University of Alberta
Amid growing concern that many micro-organisms are becoming resistant to the drugs traditionally used to fight them, The Alberta Carbohydrate Science Group is working to help solve the problem. The five team members are focussing their cross-disciplinary expertise on the function of the glycome—the entirety of a cell’s carbohydrates—to determine the fundamentals of cell communication. Understanding the molecular basis of the "glycocode" is necessary to battle human and animal infections through evidence-based design of vaccines that prevent infections and therapeutics that will neutralize toxins. This will help avoid the selective pressure that drives antibiotic resistance.
The research team—David Bundle, John Klassen and Todd Lowary of the University of Alberta; and Glen Armstrong and Kenneth Ng of the University of Calgary—integrates bioanalytical mass spectrometry, protein crystallography, synthetic chemistry and microbiology to make discoveries that are recognized to be at the forefront of glycobiology. The team’s achievements have earned them the 2011 Brockhouse Canada Prize for Interdisciplinary Research in Science and Engineering from NSERC.

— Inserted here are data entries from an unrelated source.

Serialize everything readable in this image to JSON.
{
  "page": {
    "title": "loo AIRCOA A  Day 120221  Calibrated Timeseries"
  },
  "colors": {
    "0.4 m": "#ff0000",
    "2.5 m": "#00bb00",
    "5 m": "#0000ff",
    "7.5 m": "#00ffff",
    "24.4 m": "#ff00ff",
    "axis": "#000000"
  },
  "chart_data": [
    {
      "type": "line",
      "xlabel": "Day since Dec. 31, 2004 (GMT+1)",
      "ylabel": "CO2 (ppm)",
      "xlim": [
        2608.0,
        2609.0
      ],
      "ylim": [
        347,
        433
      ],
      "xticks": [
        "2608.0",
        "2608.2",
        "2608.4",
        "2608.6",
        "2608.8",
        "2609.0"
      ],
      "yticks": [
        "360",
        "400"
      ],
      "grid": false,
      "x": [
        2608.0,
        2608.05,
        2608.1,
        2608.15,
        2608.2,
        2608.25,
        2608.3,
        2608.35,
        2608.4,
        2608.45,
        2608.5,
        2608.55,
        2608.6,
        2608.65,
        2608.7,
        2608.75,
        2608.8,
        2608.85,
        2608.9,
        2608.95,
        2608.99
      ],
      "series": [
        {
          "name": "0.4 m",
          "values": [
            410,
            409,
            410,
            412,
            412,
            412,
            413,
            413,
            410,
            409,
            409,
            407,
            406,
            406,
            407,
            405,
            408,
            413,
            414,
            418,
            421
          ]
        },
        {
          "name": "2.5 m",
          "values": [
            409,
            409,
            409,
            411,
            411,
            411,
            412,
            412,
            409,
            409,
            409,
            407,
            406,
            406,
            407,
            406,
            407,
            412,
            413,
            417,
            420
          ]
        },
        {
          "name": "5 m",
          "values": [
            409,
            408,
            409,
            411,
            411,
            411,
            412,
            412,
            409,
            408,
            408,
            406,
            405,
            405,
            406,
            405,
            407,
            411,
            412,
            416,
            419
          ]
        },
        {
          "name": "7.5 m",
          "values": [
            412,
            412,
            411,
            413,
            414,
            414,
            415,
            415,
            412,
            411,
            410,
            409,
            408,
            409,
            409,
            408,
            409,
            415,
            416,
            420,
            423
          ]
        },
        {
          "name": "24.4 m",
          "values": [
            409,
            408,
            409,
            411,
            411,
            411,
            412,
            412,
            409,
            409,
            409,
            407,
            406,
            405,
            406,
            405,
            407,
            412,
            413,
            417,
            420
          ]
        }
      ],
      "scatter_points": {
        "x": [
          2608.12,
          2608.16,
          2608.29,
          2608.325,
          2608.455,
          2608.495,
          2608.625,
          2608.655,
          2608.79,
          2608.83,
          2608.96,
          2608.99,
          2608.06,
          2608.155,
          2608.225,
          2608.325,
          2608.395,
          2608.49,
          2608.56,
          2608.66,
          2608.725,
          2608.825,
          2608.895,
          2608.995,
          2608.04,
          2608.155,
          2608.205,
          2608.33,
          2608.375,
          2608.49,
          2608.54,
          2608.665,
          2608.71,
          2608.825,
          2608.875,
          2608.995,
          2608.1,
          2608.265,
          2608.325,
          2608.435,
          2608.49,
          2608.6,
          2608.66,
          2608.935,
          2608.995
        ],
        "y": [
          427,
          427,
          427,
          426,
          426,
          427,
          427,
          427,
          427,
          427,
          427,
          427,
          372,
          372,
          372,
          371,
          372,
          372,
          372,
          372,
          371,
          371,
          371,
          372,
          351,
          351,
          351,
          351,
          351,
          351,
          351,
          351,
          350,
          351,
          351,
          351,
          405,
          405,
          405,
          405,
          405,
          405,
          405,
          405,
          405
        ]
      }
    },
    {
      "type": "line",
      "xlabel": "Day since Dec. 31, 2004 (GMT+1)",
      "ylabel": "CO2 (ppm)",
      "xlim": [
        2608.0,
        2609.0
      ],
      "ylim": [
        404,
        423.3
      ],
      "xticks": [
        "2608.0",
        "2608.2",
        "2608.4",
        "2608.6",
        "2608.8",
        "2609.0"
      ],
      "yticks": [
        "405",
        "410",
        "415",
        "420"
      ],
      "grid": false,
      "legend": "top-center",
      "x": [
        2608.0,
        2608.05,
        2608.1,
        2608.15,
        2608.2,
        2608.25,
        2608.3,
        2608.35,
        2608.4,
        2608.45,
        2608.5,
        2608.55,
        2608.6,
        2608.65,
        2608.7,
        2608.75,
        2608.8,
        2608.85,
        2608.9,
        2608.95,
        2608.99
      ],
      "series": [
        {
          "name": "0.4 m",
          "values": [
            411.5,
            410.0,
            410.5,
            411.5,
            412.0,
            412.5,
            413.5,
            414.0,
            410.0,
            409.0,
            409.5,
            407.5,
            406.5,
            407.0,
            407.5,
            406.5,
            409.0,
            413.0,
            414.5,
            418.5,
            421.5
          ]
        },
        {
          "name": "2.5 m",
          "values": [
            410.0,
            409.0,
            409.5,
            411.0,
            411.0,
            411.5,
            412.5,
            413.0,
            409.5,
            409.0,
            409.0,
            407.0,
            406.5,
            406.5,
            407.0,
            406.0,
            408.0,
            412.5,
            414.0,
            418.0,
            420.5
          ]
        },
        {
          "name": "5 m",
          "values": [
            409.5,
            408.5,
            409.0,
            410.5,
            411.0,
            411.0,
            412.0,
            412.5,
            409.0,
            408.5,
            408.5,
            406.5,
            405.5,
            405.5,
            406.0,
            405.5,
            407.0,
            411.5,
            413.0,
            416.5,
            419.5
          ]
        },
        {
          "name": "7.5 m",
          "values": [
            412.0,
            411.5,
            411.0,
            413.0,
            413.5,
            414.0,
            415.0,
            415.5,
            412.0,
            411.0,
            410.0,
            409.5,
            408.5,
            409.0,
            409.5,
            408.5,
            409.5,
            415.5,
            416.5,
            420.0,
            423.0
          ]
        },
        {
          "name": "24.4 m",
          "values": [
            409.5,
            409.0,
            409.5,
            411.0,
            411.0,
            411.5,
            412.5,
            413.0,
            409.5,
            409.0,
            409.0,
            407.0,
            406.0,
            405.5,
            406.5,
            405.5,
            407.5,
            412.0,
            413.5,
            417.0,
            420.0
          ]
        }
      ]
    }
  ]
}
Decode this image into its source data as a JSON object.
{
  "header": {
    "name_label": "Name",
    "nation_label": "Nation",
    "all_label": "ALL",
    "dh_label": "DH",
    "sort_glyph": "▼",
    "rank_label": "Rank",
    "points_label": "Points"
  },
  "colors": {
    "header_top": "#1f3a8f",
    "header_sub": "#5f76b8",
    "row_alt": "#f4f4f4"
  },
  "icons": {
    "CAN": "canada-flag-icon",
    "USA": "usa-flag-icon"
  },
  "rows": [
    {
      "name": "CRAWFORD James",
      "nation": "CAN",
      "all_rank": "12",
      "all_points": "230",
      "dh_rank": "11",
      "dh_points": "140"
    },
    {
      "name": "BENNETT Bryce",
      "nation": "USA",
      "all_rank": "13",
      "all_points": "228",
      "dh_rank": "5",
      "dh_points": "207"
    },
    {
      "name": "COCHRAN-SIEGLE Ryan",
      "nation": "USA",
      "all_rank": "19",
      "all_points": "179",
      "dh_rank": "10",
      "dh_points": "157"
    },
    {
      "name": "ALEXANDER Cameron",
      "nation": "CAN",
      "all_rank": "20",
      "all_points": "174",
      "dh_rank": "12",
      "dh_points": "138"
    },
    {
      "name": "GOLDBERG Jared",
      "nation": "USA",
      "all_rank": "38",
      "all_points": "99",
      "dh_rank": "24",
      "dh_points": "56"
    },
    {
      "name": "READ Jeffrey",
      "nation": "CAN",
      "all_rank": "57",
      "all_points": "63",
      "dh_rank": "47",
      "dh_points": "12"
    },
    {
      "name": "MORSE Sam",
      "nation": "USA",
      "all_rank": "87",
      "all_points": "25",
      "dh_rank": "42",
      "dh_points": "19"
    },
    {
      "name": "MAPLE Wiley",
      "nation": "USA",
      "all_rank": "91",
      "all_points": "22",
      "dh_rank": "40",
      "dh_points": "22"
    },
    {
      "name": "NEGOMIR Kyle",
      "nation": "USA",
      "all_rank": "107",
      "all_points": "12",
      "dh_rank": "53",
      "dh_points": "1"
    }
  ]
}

The research results include basic scientific discoveries made possible by the development of new ultrasensitive bioanalytical methods, developed in tandem with synthetic chemistry and structural biology. The results are also made possible by the creation of conceptual models that enable the development of novel vaccines and molecules to neutralize bacterial toxins. By characterizing antibodies that bind Mycobacterium tuberculosis, The Alberta Carbohydrate Science Group has made major inroads toward developing a new, more effective vaccine for tuberculosis. From three-dimensional structures of bacterial toxins, the research team is developing molecules that neutralize the E. coli toxin.
The Alberta Carbohydrate Science Group is currently studying the toxins produced by Clostridium (C.) difficile infections, which afflicts approximately one in 10 hospital patients in North America and Europe, creating a billion-dollar annual burden on the health care system.